In the 2021 Budget, under “Strategic Development”, the Government announced tax concessions up to a maximum of 10 years for over $ 10 million investments for setting up fabric plants.
Sri Lanka last year earned $ 5.3 billion from apparel exports. Prior to the Covid-19 pandemic, the industry originally expected a 6% increase in exports for 2020.
The JAAF anticipates the construction of the textile manufacturing plants in Eravur would lead to the reduction in imports of fabric, as apparel manufacturers would be able to replace part of their imported fabrics with fabric sourced locally.

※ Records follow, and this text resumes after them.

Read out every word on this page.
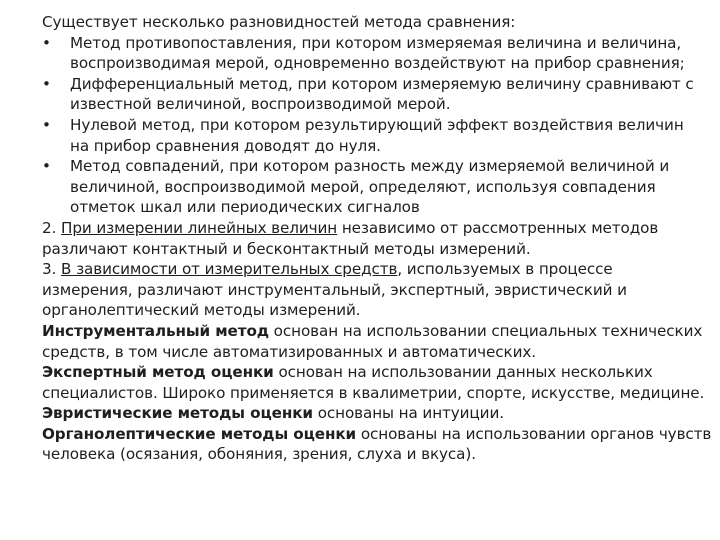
Существует несколько разновидностей метода сравнения:
• Метод противопоставления, при котором измеряемая величина и величина,
воспроизводимая мерой, одновременно воздействуют на прибор сравнения;
• Дифференциальный метод, при котором измеряемую величину сравнивают с
известной величиной, воспроизводимой мерой.
• Нулевой метод, при котором результирующий эффект воздействия величин
на прибор сравнения доводят до нуля.
• Метод совпадений, при котором разность между измеряемой величиной и
величиной, воспроизводимой мерой, определяют, используя совпадения
отметок шкал или периодических сигналов
2. При измерении линейных величин независимо от рассмотренных методов
различают контактный и бесконтактный методы измерений.
3. В зависимости от измерительных средств, используемых в процессе
измерения, различают инструментальный, экспертный, эвристический и
органолептический методы измерений.
Инструментальный метод основан на использовании специальных технических
средств, в том числе автоматизированных и автоматических.
Экспертный метод оценки основан на использовании данных нескольких
специалистов. Широко применяется в квалиметрии, спорте, искусстве, медицине.
Эвристические методы оценки основаны на интуиции.
Органолептические методы оценки основаны на использовании органов чувств
человека (осязания, обоняния, зрения, слуха и вкуса).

By the end of 2020, Sri Lanka imported fabric to the tune of Rs. 40,029.368 million for export-oriented apparel manufacturers. The import bill for fabric to be used for consumption in the local market came to $ 2.2 billion.
Export earnings from apparel and textiles in October declined by 18.93 % to $ 356.52 million and by 21% to $ 3.6 billion, respectively, in the first 10 months of 2020 from a year earlier. Despite the decline in the sector, earnings from exports of other textiles increased by 43.92% in October 2020 in comparison to October 2019.
In an attempt to promote the domestic textile industry, Sri Lanka is going to limit imports of textiles and readymade garments and increase garment import taxes. Sales from these seven fabric mills to BOI (Board of Investment)-registered apparel exporting companies amounted $ 499 million last year.
Additionally, the Ministry of Batik, Handloom, and Local Apparel is targeting value addition of $ 54 million per annum to the current $ 5.9 billion in apparel exports in 2021 and also the creation of a “National Fabric Fund” by increasing the fabric import Cess by $ 1, and is set to establish nine fabric parks which can facilitate the necessary requirements.
Raw materials worth $ 2.8 billion and finished goods worth $ 276 million are imported to Sri Lanka annually. By investing in the local market, the Ministry anticipates to reduce net imports by $ 38 million through the production of raw materials.